4)早食いはNG! しっかり噛んで、ゆっくり食べる
 よく噛んで食べるのも、低糖質生活で心がけておきたいポイントです。かき込むようにして食べる早食いは、血糖値の急上昇につながるほか、処理しきれないブドウ糖が中性脂肪に変わり体内に溜まってしまう原因になるので注意が必要。理想は、ひと口で30回は噛むことで、慣れないうちは徐々に回数を増やせるように意識してみてください。

5)朝食で血糖値を上げすぎない
 健康のために欠かせないといわれる“朝食”ですが、朝一番の食事はなるべく低GI値のメニューを心がけましょう。これは、人間はそもそも活動に必要なエネルギーを補充するために、朝方に血糖値を上げる作用が働くためです。高GI値の食材や料理は、過度な血糖値上昇につながりかねないので、心がけておきましょう。

◎外食やコンビニで気をつけておくべきポイントは?

 食材や料理に気をつけるといっても、日によっては、どうしても外食や出来合いの食品に頼らなければいけないときもありますよね。でも、心配はいりません。お店やメニューのジャンルごとに工夫するだけで“ゆるい低糖質生活”は続けられます。

・洋食/ファミリーレストラン
 初めに頼むべきなのは、食物繊維が豊富に摂れる野菜サラダ。ライスやパン、ポテトなどの穀物類は血糖値が上がりやすいので、ライスを半分に減らすなど、あらかじめ注文時に工夫するようにしましょう。

・中華料理
 でんぷんを原料にした片栗粉などを使う“あんかけ”系のメニューは、血糖値が上昇しやすいので注意が必要です。中華料理でよく使われる油には、血糖値の上昇を比較的ゆるやかにする働きがあるため、注文するなら焼きそばなどの油でコーティングされたメニューがベター。卓上のお酢を、少し加えてみるのもアリです。

・居酒屋
 枝豆や冷奴といった“とりあえず”で頼むようなメニューや、焼き魚、唐揚げなど定番のおつまみは、意外と低GI値の食品が多い。食べ過ぎはもちろん控えたいところですが、食べる順番に気をつければオッケー。締めにそばを食べたり、デザートに杏仁豆腐やアイスクリームを食べるのもおススメです。

・コンビニ食
 あらかじめメニューが決まっているお弁当よりも、例えば「サラダ+惣菜+肉+のり巻き1個」など、できれば単品で揃えるのがベター。定番のおにぎりでは、ツナマヨは比較的血糖値が上がりにくいとされています。間食をするなら、ナッツ類やチーズといった小袋系の食品、焼き鳥などの缶詰をチョイスしましょう。

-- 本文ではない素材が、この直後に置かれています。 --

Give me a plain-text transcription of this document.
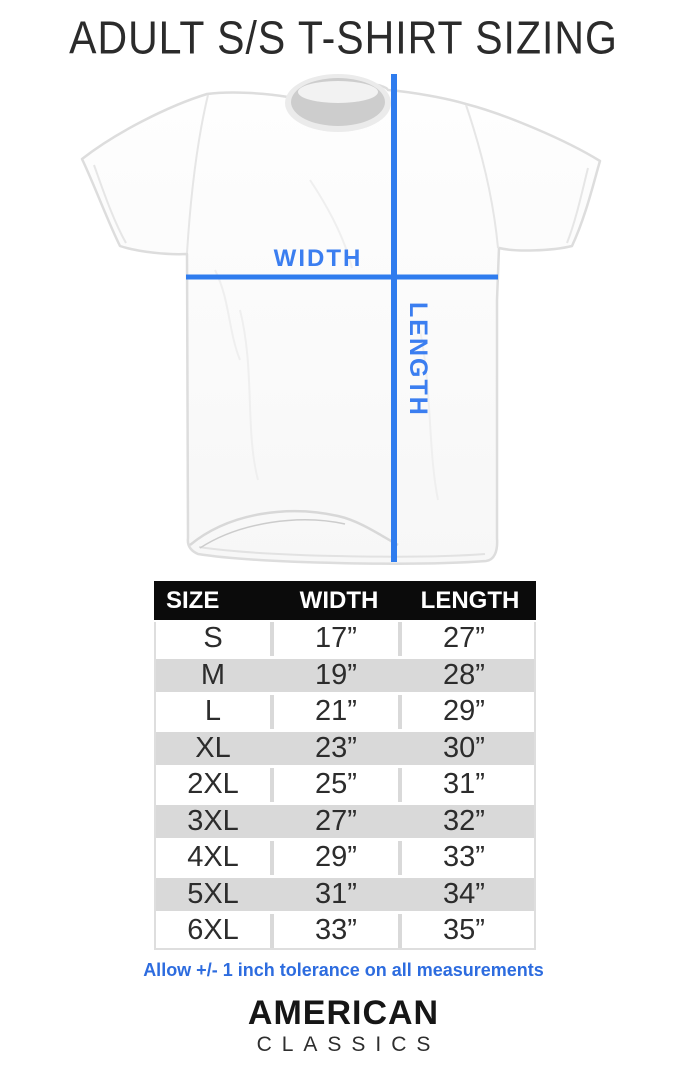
ADULT S/S T-SHIRT SIZING
WIDTH
LENGTH
SIZE	WIDTH	LENGTH
S	17”	27”
M	19”	28”
L	21”	29”
XL	23”	30”
2XL	25”	31”
3XL	27”	32”
4XL	29”	33”
5XL	31”	34”
6XL	33”	35”
Allow +/- 1 inch tolerance on all measurements
AMERICAN
CLASSICS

 ダイエットというと、食事を抜くというのがやはり真っ先に思い浮かんでしまいますが、食べられないというのはストレスにもなってしまいますよね。低糖質ダイエットは、きっちり食べてなおかつ“やせ体質”を手に入れられるという、理想的な方法の一つ。今日の食事から、少しずつ取り入れてみてください。